I was hoping that someone would have mentioned that in a reply. My bad. Is it out? Can't drive 70 miles to see if ice is pushed out.
Thank you to anyone that can help.


----------



## Bighunther (Jan 28, 2012)

As of yesterday. It still appears to be a good amount of ice up that way. I noticed the creeks and feeders of the Ausauble to still be iced over yesterday also. 
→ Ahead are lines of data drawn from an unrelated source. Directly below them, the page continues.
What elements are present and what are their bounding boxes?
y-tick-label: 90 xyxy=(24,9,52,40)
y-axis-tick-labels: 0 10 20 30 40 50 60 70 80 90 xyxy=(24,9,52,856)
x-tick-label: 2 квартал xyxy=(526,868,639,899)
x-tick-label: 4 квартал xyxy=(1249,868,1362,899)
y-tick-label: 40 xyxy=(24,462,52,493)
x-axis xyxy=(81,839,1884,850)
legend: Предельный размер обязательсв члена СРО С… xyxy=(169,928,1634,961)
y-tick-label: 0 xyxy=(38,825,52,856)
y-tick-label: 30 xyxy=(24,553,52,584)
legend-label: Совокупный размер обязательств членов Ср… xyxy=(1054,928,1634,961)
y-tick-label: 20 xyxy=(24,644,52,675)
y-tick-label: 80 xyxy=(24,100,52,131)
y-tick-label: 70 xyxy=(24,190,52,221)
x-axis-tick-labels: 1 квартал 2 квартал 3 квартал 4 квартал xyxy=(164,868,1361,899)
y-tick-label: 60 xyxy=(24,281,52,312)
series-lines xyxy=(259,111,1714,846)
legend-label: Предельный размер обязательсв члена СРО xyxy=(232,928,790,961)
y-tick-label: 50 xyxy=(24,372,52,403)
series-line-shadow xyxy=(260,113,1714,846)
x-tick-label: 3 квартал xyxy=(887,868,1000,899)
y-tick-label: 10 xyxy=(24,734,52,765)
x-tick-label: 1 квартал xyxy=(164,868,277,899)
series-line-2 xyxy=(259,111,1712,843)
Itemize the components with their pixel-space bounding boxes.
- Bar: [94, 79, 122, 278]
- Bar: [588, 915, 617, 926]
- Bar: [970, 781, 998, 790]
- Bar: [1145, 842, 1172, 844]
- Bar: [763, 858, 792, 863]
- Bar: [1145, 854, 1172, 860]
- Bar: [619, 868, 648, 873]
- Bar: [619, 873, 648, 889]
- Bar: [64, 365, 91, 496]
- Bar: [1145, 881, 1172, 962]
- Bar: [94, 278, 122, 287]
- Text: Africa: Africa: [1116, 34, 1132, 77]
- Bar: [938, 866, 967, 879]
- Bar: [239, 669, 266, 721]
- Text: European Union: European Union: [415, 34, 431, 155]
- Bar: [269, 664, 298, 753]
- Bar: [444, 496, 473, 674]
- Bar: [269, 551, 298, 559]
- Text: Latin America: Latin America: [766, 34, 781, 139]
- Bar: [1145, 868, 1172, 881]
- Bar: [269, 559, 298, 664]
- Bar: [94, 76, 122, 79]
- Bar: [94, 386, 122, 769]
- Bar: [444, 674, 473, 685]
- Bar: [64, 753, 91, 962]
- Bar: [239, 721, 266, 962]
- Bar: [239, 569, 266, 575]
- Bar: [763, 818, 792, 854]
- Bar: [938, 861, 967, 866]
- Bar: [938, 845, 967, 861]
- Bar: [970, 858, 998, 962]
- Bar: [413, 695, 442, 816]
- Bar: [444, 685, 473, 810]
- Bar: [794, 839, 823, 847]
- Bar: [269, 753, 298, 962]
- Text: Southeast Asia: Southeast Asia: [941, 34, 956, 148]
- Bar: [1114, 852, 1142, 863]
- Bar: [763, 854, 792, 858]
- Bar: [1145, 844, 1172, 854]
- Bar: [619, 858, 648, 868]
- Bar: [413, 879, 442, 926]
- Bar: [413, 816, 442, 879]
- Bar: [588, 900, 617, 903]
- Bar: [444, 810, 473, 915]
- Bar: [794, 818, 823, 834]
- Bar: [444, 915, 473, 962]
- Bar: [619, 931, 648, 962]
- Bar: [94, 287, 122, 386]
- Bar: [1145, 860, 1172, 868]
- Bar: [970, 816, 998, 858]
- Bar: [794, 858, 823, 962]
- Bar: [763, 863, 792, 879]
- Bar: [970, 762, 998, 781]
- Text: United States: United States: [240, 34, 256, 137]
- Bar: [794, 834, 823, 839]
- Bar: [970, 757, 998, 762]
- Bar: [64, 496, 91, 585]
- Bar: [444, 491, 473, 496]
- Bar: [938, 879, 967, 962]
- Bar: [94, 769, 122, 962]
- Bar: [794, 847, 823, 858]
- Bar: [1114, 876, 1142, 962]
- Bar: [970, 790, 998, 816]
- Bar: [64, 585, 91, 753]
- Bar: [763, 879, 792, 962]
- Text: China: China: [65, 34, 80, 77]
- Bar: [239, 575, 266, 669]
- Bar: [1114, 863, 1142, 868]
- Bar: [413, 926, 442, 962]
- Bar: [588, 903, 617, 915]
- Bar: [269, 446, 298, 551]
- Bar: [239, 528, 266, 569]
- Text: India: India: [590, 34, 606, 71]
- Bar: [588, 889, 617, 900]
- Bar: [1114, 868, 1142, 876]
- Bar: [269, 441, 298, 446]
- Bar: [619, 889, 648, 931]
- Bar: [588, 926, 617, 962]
What day are you fishing? 

There are plenty of other rivers and streams south of there that are productive.


----------



## jakek82 (Mar 25, 2015)

I am coming over sunday. I had a couple people cancel on me to go down to manistee, and Sturgeon hasnt been producing to much lately, so I wanted to try a new river. Thank you so much for the help. Seems like everyone here is afraid to help me, like I'm gonna come take all their fish. I release 99% of my fish, and 100% of the hens. Im not a fish monger. thanks again for the help. could you PM me the link for that NOAA page please.


----------



## Gus123 (Oct 11, 2014)

Ya im only a 10 minute drive away the ice in the river is out but no fish yet


----------



## jakek82 (Mar 25, 2015)

Thanks man!


----------



## Gus123 (Oct 11, 2014)

As of yesterday i got the firsy report of steelhead in the ocquioc so i know where im spending my free time


----------



## jakek82 (Mar 25, 2015)

Great, I should have went over. I didn't because I was informed that there was still ice pack and no fishes really coming in. Dang it!


----------



## Gus123 (Oct 11, 2014)

Up until yesterday thats what i had been told then one of my buddies caught a nice 25 incher. He was probably only a half mile up stream from the mouth so it was a pritty fresh fish


----------



## jakek82 (Mar 25, 2015)

Dang it Dang it Dang it!!!!


----------



## krob (Dec 11, 2003)

Can I ask what the bait of choice is this time year?


----------



## Gus123 (Oct 11, 2014)

The guy who i talked to was floating spawn under a bobber


----------



## krob (Dec 11, 2003)

Thanks, ill be up that way next week. Hoping to get some fishing done, not many choices.


----------



## Gus123 (Oct 11, 2014)

Yep ill be steelhead fishen until trout season opens then ill switch gears


----------



## Gastro399 (Apr 5, 2009)

I will be up fishing both rivers hope to get some a
Action!!!


----------



## Gus123 (Oct 11, 2014)

Im headed to cheboygan tonight ill get done


----------



## krob (Dec 11, 2003)

How did you do?


----------



## Gus123 (Oct 11, 2014)

Not great saw one jump that was it


----------



## krob (Dec 11, 2003)

At the Dam?
Many people?
Im headed up Thursday


----------



## Gus123 (Oct 11, 2014)

Ya at the dam there was a few people and not much action


----------



## krob (Dec 11, 2003)

Thanks for the info.


----------